Saturday, January 6, 2024

Will There be an AI "Killer App" or Use Case?

It should come as no surprise that Nvidia is the clearest beneficiary yet of the emergence of large language models. If AI in general is destined to become a general purpose technology, one would expect infrastructure to be the starting point for commercial deployment. 


Initial infrastructure is always the starting point because without it, no technology can become a GPT. 


For electricity, power plants, transmission lines, and distribution networks were the starting point. For the internet: communication networks and internet service providers were the beginning. 


For artificial Intelligence of any sort, it is specialized hardware (GPUs, TPUs), software development tools and data centers equipped to provide LLM training and inference operations. 


Typically, there are lead industries or use cases. Electricity saw early deployment in manufacturing, transportation and lighting.


The internet lead to disintermediation (replacement of roles in the distribution function) in retailing communication and media. 


We can expect similar progressions for AI as well. Infra is the initial focus, but then lead use cases will emerge. Steam power, for example, found early application for pumping water out of mines, before other use cases opened up. 


GPT

Initial Infrastructure Focus

Industries Gradually Affected

Examples

Electricity (1870s-1910s)

Power generation and distribution networks

Manufacturing, transportation, communication, homes

Factories shifting to electric motors, streetcars replacing horse-drawn carriages, telephones powered by electricity, electric appliances.

Internal Combustion Engine (1900s-1940s)

Fuel production and refining, car manufacturing, road networks

Transportation, agriculture, construction, leisure

Rise of automobiles, tractors replacing horses, trucks revolutionizing freight transport, car tourism and road trips.

Internet (1990s-2000s)

Telecommunication infrastructure, web browsers, servers

Retail, finance, media, education, communication

E-commerce, online banking, digital media streaming, online learning, email replacing traditional mail.

Mobile Internet (2000s-2010s)

Cellular networks, smartphones, app development

Communication, navigation, entertainment, social media, healthcare

Texting and mobile calls replacing landlines, GPS navigation apps, on-demand services, social media platforms, remote patient monitoring.


Between 1712 and 1775, for example, steam engines were used to pump water out of mines. 


From 1775 to 1800, steam power was harnessed for iron and steel production. James Watt's improved steam engine, with its higher efficiency and reliability, powered bellows in ironworks, replacing inefficient waterwheels and enabling larger furnaces and increased steel output. The industrial revolution was built on it. 


From 1785 to 1830 steam power was applied in the textile industry. Steam engines replaced water wheels in textile mills, for example, leading to mass production.


From 1800 to 1850 steam power was applied in transportation, powering steamboats and locomotives.

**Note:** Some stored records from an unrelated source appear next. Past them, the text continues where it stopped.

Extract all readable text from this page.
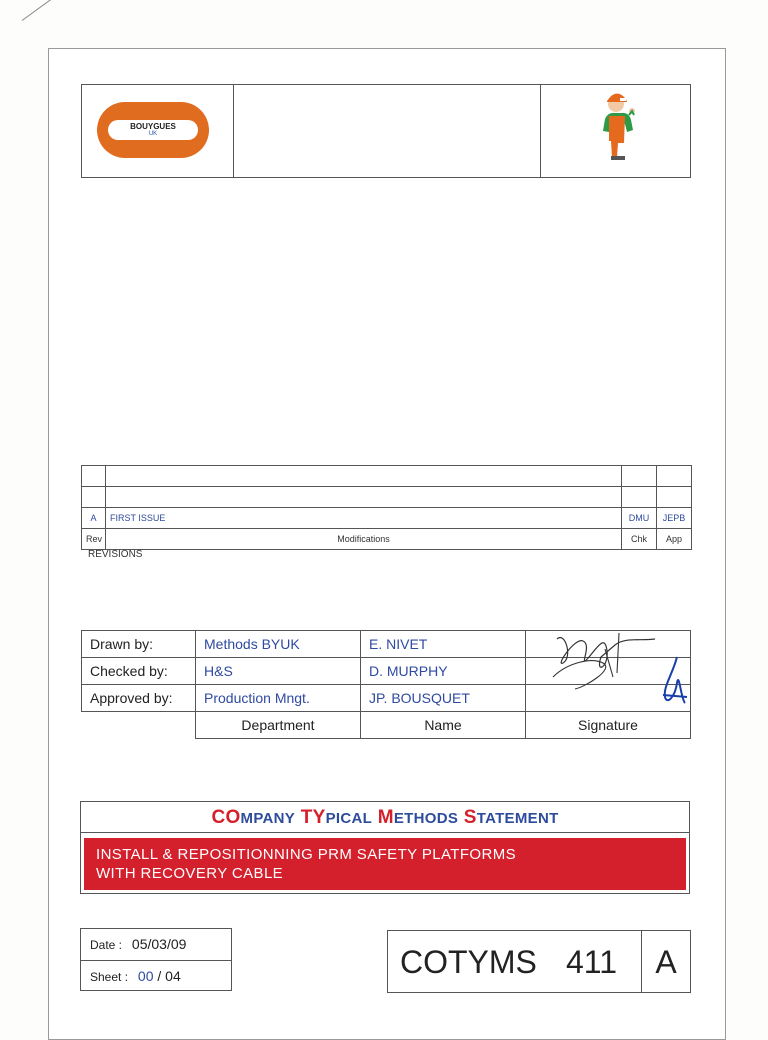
BOUYGUES
UK

A	FIRST ISSUE	DMU	JEPB
Rev	Modifications	Chk	App
REVISIONS
Drawn by:	Methods BYUK	E. NIVET	
Checked by:	H&S	D. MURPHY	
Approved by:	Production Mngt.	JP. BOUSQUET	
	Department	Name	Signature
COMPANY TYPICAL METHODS STATEMENT
INSTALL & REPOSITIONNING PRM SAFETY PLATFORMS
WITH RECOVERY CABLE
Date : 05/03/09
Sheet : 00 / 04	COTYMS 411	A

After 1850 steam power was progressively applied in agriculture, printing, papermaking, food processing and other industries where mechanization became possible. 


The clear point is that AI investment and operations will begin with infrastructure. Only later will we develop and create commercial applications, and then likely in stages. Not every industry, function or use case will be equally compelling at first. 


As always, we will be looking for the AI equivalent of “killer use cases or apps.”